The prolonged winter storm, which brought heavy snow, high winds and bone-chilling cold to most of the United States and Canada this past week, has killed at least 38 people and had hundreds of thousands of homes and businesses without power on Christmas morning.
Officials say 34 people died across the US, with the worst-hit area being the city of Buffalo, in New York state. The storm is expected to claim more lives after trapping some residents inside houses as temperatures plummeted drastically below normal.
Four fatalities occurred in Canada when a bus rolled over on an icy road near the town of Merritt, in the western province of British Columbia.
The scope of the storm has been nearly unprecedented, stretching from the Great Lakes near Canada to the Rio Grande along the border with Mexico. About 60% of the U.S. population faced some sort of winter weather advisory or warning.
Thousands of U.S. flights were canceled Saturday, and nearly 3,000 as of Sunday night, according to the tracking site FlightAware.

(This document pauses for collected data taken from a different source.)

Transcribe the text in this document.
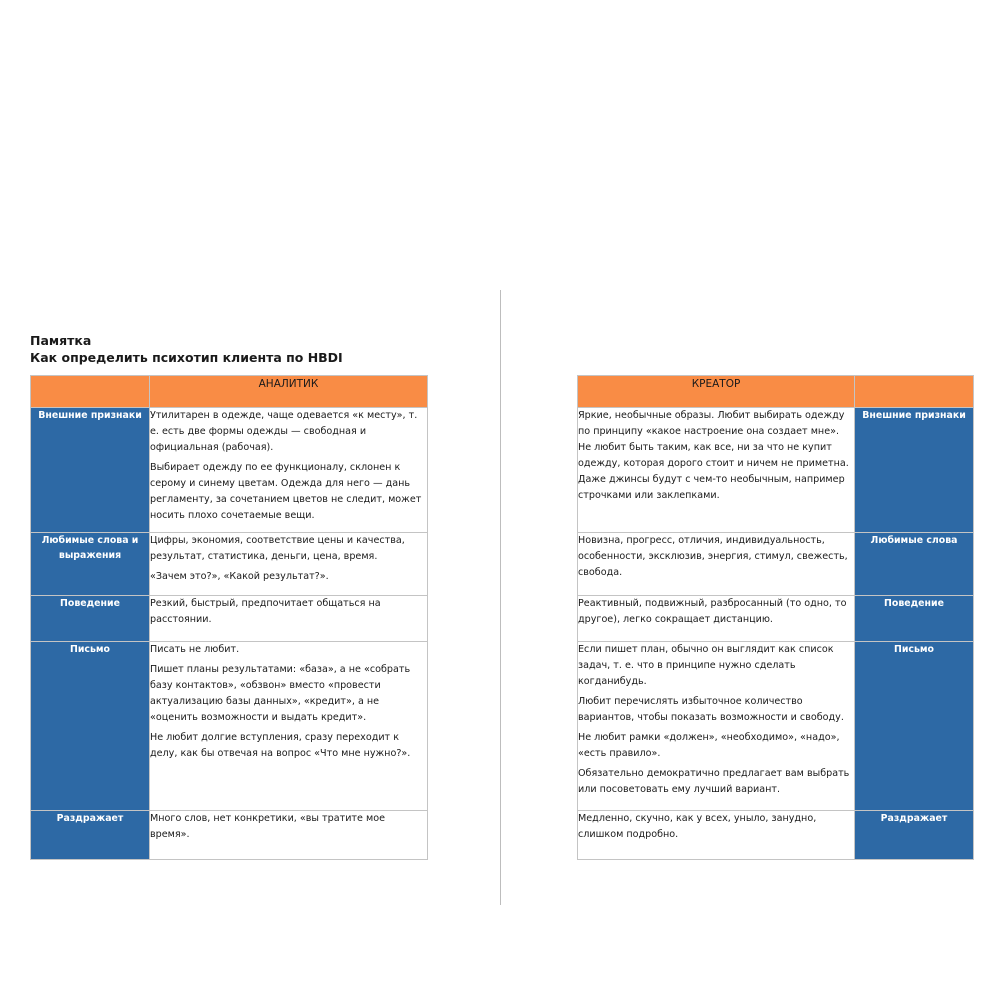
Памятка
Как определить психотип клиента по HBDI
	АНАЛИТИК
Внешние признаки	Утилитарен в одежде, чаще одевается «к месту», т. е. есть две формы одежды — свободная и официальная (рабочая).

Выбирает одежду по ее функционалу, склонен к серому и синему цветам. Одежда для него — дань регламенту, за сочетанием цветов не следит, может носить плохо сочетаемые вещи.

Любимые слова и выражения	Цифры, экономия, соответствие цены и качества, результат, статистика, деньги, цена, время.

«Зачем это?», «Какой результат?».

Поведение	Резкий, быстрый, предпочитает общаться на расстоянии.

Письмо	Писать не любит.

Пишет планы результатами: «база», а не «собрать базу контактов», «обзвон» вместо «провести актуализацию базы данных», «кредит», а не «оценить возможности и выдать кредит».

Не любит долгие вступления, сразу переходит к делу, как бы отвечая на вопрос «Что мне нужно?».

Раздражает	Много слов, нет конкретики, «вы тратите мое время».

КРЕАТОР	

Яркие, необычные образы. Любит выбирать одежду по принципу «какое настроение она создает мне». Не любит быть таким, как все, ни за что не купит одежду, которая дорого стоит и ничем не приметна. Даже джинсы будут с чем-то необычным, например строчками или заклепками.	Внешние признаки

Новизна, прогресс, отличия, индивидуальность, особенности, эксклюзив, энергия, стимул, свежесть, свобода.	Любимые слова

Реактивный, подвижный, разбросанный (то одно, то другое), легко сокращает дистанцию.	Поведение

Если пишет план, обычно он выглядит как список задач, т. е. что в принципе нужно сделать когданибудь.

Любит перечислять избыточное количество вариантов, чтобы показать возможности и свободу.

Не любит рамки «должен», «необходимо», «надо», «есть правило».

Обязательно демократично предлагает вам выбрать или посоветовать ему лучший вариант.	Письмо

Медленно, скучно, как у всех, уныло, занудно, слишком подробно.	Раздражает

Forecasters said a bomb cyclone — when atmospheric pressure drops very quickly in a strong storm — had developed near the Great Lakes, stirring up blizzard conditions, chills winds and snow. The storm unleashed its full fury on Buffalo, with hurricane-force winds and snow causing whiteout conditions, and paralyzing emergency response efforts, according to officials.
New York Governor Kathy Hochul said there had been 12 storm-related deaths in Erie County — six in Buffalo, three in the town of Amherst and three in Cheektowaga. The youngest victim was 26 years old while the oldest was 93 years old. Storm-related deaths were also reported in Vermont, Ohio, Missouri, Wisconsin, Kansas, and Colorado. South Florida’s temperatures dropped dangerously low.